Since those uncertain hours before isolation, the Office of Fellowships and Scholarships’ book club has flourished. Meeting remotely, of course, from noon to 1 p.m. every Wednesday since March 25, seven members, including the office’s graduate assistant and a formal Marshall Scholarship recipient, have read three books: “Grit” by Angela Duckworth, “Mindset” by Carol Dweck and “Daring Greatly” by Brene Brown.
“Lab Girl” by Hope Jahren and “You Are a Badass” by Jen Sincero are up next.
The professional development constant among them: How do you identify students willing to take risks and motivate them to enhance their intellectual experiences? For the Office of Fellowships and Scholarships, assisting these students in obtaining these life-changing honors is the top priority.
“I’m fascinated with the motivation some students have to complete very challenging tasks, and why one student will push themselves while others don’t,” says Colucci. “As we work with accomplished UB students, how can we help them to see the positives in applying for high-stakes awards, knowing that they might not necessarily win? We want to learn how these students can learn from these opportunities.
“The ideas of ‘growth mindset’ and ‘grit’ play into this,” she says. “That is why I was so anxious to read these books and discuss how the topics apply to students.”
Iannucci calls the books “packed micro-lessons.”
“I think collectively these books continued to emphasize that growth and learning is always possible, no matter your age,” she says.
Reading these books together has connected those sharing these intellectual experiences within the restrictions of working remotely.
“It sounds cliché, but in the Graduate School we are more of a family than just co-workers,” says Iannucci. “Being able to connect with the people I care so much about while doing what I love ─ reading and learning ─ has been such a blessing.”

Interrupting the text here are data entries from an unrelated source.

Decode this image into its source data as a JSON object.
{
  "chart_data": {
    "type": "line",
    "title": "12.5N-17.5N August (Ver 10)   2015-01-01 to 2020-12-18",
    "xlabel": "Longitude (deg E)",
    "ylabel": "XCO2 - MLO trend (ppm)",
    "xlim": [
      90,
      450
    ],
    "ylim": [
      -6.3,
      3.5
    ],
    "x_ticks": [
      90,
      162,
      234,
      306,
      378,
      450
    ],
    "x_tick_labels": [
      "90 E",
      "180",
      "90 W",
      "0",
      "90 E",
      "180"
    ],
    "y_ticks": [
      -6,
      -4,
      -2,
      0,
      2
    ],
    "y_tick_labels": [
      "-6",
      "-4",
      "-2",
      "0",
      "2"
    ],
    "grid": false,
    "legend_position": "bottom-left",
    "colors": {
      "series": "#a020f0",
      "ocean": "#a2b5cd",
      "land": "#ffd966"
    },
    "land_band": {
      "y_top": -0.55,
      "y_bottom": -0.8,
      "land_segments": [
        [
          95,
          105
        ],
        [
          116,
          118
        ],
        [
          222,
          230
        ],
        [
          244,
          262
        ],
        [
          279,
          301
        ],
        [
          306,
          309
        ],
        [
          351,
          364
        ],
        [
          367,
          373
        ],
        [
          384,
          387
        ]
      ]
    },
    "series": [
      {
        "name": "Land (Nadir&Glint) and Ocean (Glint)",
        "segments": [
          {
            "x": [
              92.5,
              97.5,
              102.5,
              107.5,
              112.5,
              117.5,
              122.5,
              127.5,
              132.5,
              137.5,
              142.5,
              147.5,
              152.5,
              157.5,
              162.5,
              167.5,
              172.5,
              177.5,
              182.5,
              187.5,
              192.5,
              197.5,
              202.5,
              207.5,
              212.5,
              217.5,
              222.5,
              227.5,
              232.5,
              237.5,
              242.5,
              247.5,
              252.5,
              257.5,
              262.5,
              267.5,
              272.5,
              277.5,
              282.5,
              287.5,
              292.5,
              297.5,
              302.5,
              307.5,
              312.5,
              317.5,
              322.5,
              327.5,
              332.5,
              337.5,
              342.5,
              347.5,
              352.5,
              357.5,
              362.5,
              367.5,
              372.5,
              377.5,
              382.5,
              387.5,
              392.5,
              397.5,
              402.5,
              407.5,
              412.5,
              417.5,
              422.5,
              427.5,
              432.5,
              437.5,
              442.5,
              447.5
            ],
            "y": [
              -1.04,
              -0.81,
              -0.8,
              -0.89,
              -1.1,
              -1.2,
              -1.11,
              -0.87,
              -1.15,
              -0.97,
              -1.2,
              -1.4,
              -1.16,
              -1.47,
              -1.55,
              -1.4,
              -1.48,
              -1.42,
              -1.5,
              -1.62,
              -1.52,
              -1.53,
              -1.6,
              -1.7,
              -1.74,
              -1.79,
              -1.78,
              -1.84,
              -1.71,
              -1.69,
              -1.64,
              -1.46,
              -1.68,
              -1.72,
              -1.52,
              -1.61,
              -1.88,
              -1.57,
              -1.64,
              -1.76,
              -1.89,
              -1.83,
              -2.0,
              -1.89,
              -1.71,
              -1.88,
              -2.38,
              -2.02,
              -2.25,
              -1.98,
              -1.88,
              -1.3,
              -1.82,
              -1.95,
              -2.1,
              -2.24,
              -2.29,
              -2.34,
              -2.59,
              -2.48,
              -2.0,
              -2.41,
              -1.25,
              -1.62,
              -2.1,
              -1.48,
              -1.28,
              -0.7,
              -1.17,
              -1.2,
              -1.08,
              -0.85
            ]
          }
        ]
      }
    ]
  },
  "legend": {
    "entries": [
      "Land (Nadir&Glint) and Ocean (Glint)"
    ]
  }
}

Besides Colucci, Stewart and Iannucci, members of the book club are Sandra J. Flash, associate vice provost for academic affairs; Sue Adinolfe, professional development program manager; Lisa Gagnon, graduate assistant with the Office of Fellowships and Scholarships who received a Fulbright English teaching assistantship; and Sean Kaczmarek, a UB Marshall scholar now working with “Grit” author Angela Duckworth at the University of Pennsylvania.
“It’s a wonderful way to interact with the people I work with regularly, and have deep and meaningful conversations, even while we work remotely,” says Colucci. “This book club has been one of the most enjoyable things I’ve done during this period of working from home.”
The special circumstances of working remotely also often work in favor of the book club, Iannucci points out.
“It’s been exceptionally enjoyable being able to meet in our comfortable lounge clothes with our dogs snoring in the background!” she says.